Tokens, which can be bought, sold, and traded in the same way as physical assets, created a buzz in March when digital artist Beeple sold an NFT coin at Christie’s for $ 69 million, making it the third most valuable work of art auctioned by a living artist.
A new wave has developed around generative NFT art, which randomly creates pieces using an algorithm. Art Blocks, a platform dedicated to generative NFT art, recorded sales of more than $ 95 million in a week in late September, according to nonfungible.com, a website that tracks NFTs. Sales were three times higher last month.
“Generative NFTs help exponentially multiply the amount of art you can create as an artist,” said New York-based artist “Fungi,” explaining the popularity of a new type of art. in which neither the collectors nor even the artists themselves know what works will result.
“As an artist today, you have to be prolific to be at the cutting edge of the art because you have to produce products all the time,” using platforms from TikTok to Instagram, she said. “It can be exhausting for artists. … But generative art makes it possible to create [a piece] using only a few strokes. “
Fungi is also the co-founder of Shroom Chan, a female-led NFT generative art project that aims to help anime creators in Japan and elsewhere in Asia. It is setting up a platform in October that will not only allow creators to create anime characters with just a few clicks, but also buy and sell images to earn money.

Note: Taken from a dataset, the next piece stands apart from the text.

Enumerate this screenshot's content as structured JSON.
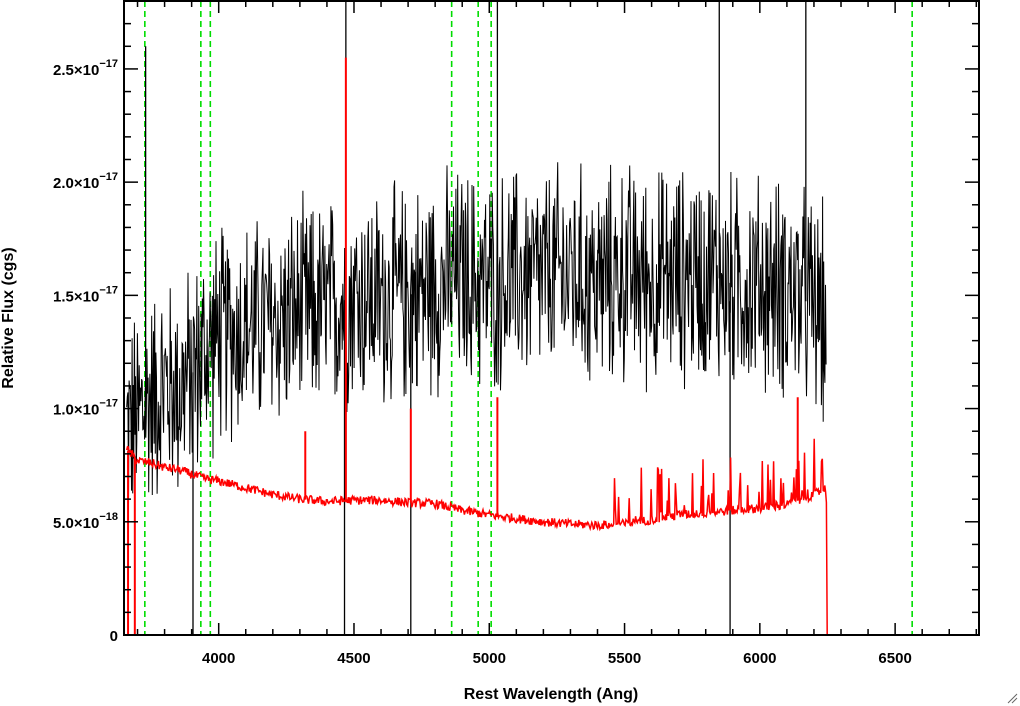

Japanese-style anime shows are gaining the attention of media giants like Netflix, which in March announced plans to release 40 new anime titles this year. But in Japan and elsewhere, anime creators are struggling to make a living despite working long hours.
“I think it’s really ridiculous that in this industry, which is now valued at $ 25 billion, people make a lot of money. But does the money go to the actual creators? it’s not really happening, ”Kinoko said. , another co-founder of Shroom Chan. “We want to reverse this equation and help these underpaid Asian creatives,” he added.